Of 520 women with negative or low-grade biopsy, 124 women (23.8%) had CIN2+ in follow-up biopsy. The sensitivity and specificity of the HPV mRNA test were 89.1% (95% CI, 80.1-98.1) and 92.5% (95% CI, 88.2-96.7), respectively. The ratios of sensitivity, specificity and PPV of HPV mRNA testing compared to repeat cytology for finding CIN2+ was 1.05 (95% CI: 0.92-1.21), 1.21 (95% CI: 1.12-1.32), and 1.49 (95% CI: 1.20-1.86), respectively. The PPV of mRNA was 77.3% (95% CI, 59.8-94.8) in women aged 40 or older.

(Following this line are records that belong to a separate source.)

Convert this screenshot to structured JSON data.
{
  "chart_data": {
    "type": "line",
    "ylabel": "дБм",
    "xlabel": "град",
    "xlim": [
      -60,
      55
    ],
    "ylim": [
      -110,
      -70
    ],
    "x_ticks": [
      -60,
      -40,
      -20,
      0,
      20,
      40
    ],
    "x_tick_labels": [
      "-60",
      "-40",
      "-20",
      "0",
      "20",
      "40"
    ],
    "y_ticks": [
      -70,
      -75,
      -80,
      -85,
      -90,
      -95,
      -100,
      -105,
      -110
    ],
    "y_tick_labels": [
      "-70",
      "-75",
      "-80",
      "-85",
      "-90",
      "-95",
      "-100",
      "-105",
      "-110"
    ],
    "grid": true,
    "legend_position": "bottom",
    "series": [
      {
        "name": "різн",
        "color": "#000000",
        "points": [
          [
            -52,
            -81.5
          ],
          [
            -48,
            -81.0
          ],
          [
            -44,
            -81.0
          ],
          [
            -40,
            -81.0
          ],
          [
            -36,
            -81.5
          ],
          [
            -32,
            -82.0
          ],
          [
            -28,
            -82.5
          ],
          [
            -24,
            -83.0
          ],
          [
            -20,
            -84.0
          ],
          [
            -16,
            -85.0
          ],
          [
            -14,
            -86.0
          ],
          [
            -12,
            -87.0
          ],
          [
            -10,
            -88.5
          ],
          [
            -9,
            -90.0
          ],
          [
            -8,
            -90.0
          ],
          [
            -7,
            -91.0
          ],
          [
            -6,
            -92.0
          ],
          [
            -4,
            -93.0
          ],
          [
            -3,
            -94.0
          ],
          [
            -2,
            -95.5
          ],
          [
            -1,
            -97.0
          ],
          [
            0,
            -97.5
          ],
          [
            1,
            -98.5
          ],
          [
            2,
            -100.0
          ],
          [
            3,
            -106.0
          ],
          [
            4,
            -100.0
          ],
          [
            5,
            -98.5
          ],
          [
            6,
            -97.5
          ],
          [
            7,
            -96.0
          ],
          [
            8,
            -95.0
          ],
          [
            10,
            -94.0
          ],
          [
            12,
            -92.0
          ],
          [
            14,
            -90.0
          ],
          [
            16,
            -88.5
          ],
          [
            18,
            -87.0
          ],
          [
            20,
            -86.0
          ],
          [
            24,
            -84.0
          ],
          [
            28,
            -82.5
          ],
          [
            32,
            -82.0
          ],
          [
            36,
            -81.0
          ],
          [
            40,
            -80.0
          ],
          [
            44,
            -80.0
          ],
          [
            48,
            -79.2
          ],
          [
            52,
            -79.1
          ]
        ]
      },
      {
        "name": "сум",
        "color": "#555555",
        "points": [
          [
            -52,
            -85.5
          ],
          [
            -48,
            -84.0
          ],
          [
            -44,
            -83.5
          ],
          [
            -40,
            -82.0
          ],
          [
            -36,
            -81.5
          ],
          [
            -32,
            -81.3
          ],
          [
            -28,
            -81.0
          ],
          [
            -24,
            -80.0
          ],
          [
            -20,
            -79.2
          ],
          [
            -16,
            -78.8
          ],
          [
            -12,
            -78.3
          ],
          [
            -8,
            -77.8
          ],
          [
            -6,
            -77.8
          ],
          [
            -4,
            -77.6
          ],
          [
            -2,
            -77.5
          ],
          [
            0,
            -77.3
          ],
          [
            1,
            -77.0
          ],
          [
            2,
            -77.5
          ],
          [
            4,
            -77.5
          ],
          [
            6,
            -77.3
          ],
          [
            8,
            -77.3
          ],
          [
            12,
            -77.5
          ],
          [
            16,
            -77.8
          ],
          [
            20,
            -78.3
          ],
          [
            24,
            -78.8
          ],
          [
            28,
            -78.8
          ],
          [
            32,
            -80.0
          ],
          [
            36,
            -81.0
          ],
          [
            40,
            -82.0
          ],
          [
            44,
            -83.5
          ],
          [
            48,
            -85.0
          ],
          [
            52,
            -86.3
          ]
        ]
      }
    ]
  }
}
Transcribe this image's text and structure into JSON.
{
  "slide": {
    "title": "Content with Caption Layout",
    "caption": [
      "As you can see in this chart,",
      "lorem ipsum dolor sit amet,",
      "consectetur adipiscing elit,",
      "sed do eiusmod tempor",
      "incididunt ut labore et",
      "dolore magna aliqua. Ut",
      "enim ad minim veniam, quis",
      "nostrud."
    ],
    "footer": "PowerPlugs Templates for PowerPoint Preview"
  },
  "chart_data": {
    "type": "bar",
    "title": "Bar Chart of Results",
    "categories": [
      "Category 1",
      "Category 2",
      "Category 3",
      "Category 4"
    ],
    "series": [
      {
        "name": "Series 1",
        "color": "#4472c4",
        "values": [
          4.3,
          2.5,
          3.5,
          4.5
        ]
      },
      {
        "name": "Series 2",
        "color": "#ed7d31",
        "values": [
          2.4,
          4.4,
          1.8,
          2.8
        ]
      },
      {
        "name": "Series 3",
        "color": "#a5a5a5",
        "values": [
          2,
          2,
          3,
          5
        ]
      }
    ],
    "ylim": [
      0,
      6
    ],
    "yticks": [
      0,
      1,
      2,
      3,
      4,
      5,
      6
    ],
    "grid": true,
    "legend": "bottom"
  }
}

Women with negative cervical biopsy require follow-up before resumption of routine screening. Post-colposcopy HPV mRNA testing was as sensitive but more specific than post-colposcopy cytology. In addition, the HPV mRNA test showed higher PPV. A positive mRNA test post-colposcopy could justify treatment in women above 40 years.
在挪威,对于宫颈活检为阴性或低级别病变(正常/CIN1)的女性,在六个月后进行随访,以决定是否需要进一步随访或每三年进行一次筛查。对分流检测具有较高的特异性和阳性预测值(PPV)非常重要,这样可以避免不必要的诊断和治疗程序,而分流阴性女性中高级别疾病的低风险则保证了安全性。
在挪威北特伦德拉格大学医院,细胞学和 HPV mRNA 检测 PreTect HPV-Proofer(可检测 HPV 类型 16、18、31、33 和 45 的 E6/E7 mRNA)用于高级别细胞学(ASC-H/HSIL)后阴性或低级别活检的女性的阴道镜检查后随访。在这项研究中,纳入了 2005-2009 年期间高级别细胞学阳性且 HPV mRNA 检测阳性的阴性活检女性(n=520)。组织学证实为宫颈上皮内瘤变 2 级或更高级别(CIN2+)作为研究终点。
在 520 例阴性或低级别活检的女性中,124 例(23.8%)在随访活检中出现 CIN2+。HPV mRNA 检测的敏感性和特异性分别为 89.1%(95%CI,80.1-98.1)和 92.5%(95%CI,88.2-96.7)。HPV mRNA 检测在发现 CIN2+方面的敏感性、特异性和 PPV 比值与重复细胞学检查相比分别为 1.05(95%CI:0.92-1.21)、1.21(95%CI:1.12-1.32)和 1.49(95%CI:1.20-1.86)。在 40 岁及以上的女性中,mRNA 的 PPV 为 77.3%(95%CI,59.8-94.8)。
宫颈活检阴性的女性需要在恢复常规筛查之前进行随访。阴道镜检查后 HPV mRNA 检测与阴道镜检查后细胞学检查相比,敏感性相同,但特异性更高。此外,HPV mRNA 检测具有更高的 PPV。阴道镜检查后 HPV mRNA 检测阳性可使 40 岁以上女性获益。